Different realities, desperately clinging on to the familiar. Ketamine and writing. The core of my memoir is about being as authentic as I can be. Telling my life story in the most authentic way. I’m reminded of the Imgmar Bergman film ‘Persona” where halfway through the movie there is an apparent technical break in the film and when it resumes, reality is different.
The staff have advised me to think about positive affirmations during the Ketamine journey. And I try my best. The most effective are reminding myself my heart and my ability to love remains because of living with the three latest great cats who mean the world to me. What will happen if I’m no longer around and they hopefully have a dozen or more years to live? I don’t want them separated but who is going to take in three cats? These thoughts are included in my memoir from a previous time and specific encounter with cat lover who tragically did take her life and leave her cats behind after sharing with me how much they meant to her.
The nurse after learning I write after the Ketamine sessions urged me to focus on writing about what life looks like without depression. This had been suggested by other healthcare practitioners during the past four years of trying to figure things out. Trouble is, and has been, I can’t picture that life. Publishing my memoir, having others read and like it, promoting it and being given speaking opportunities about its message are part of that vision. But the dark side of the vision is no one cares or reads the memoir or those that do don’t like it. I don’t exactly come off as the most likable person ever. I expose my many flaws hoping readers will respect the ‘courage’ and the overarching essential message about living in this world is to realize all of us are flawed and that is the essential lesson in understanding the most human being lesson we can learn.
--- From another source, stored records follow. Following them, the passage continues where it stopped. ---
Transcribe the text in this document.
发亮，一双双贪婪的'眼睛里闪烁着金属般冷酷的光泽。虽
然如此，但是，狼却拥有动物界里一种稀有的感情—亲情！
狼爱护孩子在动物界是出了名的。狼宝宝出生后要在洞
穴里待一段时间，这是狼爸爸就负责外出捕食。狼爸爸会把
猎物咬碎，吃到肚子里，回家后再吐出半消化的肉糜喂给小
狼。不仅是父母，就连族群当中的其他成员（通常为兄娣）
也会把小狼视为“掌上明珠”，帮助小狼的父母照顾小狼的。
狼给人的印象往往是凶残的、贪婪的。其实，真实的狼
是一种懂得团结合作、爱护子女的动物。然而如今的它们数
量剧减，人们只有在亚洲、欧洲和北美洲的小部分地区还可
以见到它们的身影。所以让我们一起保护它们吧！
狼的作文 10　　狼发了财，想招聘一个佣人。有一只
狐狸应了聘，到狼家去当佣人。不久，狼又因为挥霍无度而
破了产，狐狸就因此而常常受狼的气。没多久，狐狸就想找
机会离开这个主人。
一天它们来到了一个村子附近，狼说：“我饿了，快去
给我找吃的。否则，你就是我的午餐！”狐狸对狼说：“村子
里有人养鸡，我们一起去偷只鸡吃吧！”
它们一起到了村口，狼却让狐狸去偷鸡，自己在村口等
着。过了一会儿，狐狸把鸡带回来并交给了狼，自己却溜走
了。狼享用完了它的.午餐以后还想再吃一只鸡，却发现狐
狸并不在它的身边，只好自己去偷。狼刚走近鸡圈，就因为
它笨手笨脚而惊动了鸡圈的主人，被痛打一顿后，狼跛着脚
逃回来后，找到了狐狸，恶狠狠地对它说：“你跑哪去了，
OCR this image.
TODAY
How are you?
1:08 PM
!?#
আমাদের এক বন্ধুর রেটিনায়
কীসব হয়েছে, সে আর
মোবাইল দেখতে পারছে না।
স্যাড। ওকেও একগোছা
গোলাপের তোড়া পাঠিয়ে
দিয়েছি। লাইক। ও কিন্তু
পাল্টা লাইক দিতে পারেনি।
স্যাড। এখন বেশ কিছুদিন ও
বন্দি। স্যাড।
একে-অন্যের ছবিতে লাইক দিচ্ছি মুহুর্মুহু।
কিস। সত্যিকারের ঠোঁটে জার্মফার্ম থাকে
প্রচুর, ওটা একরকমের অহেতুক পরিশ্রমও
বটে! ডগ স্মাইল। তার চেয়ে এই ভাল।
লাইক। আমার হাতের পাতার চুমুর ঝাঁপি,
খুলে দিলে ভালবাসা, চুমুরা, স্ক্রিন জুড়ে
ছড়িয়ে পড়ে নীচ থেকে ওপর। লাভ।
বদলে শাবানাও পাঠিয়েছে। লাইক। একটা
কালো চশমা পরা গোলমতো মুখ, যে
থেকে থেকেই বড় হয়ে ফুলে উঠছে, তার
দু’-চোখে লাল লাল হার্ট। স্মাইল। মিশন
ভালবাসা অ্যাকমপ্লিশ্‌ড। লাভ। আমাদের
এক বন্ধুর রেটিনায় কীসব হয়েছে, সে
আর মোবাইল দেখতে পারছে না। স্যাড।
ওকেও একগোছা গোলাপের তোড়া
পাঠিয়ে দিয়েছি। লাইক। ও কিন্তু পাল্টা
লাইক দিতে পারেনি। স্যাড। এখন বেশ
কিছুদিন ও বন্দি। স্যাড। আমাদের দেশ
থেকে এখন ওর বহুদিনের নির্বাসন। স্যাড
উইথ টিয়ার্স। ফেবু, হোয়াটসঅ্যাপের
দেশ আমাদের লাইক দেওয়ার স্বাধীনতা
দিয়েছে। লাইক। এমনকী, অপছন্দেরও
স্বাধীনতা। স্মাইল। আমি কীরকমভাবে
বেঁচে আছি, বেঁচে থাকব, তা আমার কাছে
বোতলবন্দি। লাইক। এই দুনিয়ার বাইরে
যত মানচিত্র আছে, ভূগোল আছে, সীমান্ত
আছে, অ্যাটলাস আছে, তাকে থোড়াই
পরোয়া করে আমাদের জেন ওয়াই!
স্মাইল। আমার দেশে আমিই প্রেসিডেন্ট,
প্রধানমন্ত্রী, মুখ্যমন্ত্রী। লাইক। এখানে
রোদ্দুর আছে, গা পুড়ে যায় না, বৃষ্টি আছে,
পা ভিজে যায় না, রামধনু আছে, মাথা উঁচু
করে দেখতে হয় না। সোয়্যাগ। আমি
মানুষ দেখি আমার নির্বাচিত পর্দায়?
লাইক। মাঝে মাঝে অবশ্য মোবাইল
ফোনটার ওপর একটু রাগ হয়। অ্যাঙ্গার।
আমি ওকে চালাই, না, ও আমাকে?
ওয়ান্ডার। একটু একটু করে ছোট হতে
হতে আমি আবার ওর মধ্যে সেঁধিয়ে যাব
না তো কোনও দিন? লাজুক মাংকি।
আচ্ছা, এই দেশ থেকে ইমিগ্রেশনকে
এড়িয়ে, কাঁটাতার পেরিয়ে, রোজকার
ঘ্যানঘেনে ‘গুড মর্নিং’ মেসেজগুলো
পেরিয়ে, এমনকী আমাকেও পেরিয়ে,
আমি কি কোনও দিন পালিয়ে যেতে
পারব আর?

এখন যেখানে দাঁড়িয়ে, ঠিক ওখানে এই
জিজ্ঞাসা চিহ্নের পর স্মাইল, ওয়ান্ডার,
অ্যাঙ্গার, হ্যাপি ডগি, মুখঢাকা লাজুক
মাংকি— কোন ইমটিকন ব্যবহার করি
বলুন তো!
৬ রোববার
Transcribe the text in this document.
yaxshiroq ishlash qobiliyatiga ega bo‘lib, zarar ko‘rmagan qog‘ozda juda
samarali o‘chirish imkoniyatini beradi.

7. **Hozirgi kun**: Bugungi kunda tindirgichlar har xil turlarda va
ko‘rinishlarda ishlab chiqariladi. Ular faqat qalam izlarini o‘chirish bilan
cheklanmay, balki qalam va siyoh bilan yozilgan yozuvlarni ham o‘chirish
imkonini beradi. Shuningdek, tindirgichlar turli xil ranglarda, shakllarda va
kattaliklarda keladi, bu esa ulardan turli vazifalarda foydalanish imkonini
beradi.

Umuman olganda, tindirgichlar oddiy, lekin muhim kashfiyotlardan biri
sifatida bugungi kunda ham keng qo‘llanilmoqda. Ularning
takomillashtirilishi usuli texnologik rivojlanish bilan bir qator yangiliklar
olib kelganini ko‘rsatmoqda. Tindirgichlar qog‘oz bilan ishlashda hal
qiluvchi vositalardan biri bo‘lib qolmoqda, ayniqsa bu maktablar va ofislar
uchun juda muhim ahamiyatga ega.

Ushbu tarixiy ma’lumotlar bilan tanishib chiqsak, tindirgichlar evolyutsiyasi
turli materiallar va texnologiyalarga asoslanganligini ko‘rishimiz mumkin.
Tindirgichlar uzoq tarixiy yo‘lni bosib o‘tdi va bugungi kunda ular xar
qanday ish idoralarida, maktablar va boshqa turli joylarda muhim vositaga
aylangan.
What else? I’m living with two four year old cats from the same litter that bonded from the start and a two year old soft and cuddly guy who has aggressively found his way with the other two and me, in an inspirational way. I desperately want to see their lifelong journeys together. Maybe I get hired as a Walmart greeter to support my debt and expenses and live a much less stressful existence. Maybe that lessons the pain and insanity of the past four years (and beyond)? I don’t know if that is a vision that works.
Depression has always been my Achilles heel, my biggest weak spot that has always strategically known the precise way to shred me to unsolvable jigsaw pieces, destroying any sustainable livable years. The fear with agreeing to another round of Ketamine treatments and taking time off from work was what if it didn’t work? What if I didn’t feel just a little bit better figure out a way to think more positively? Well here I am. What is next?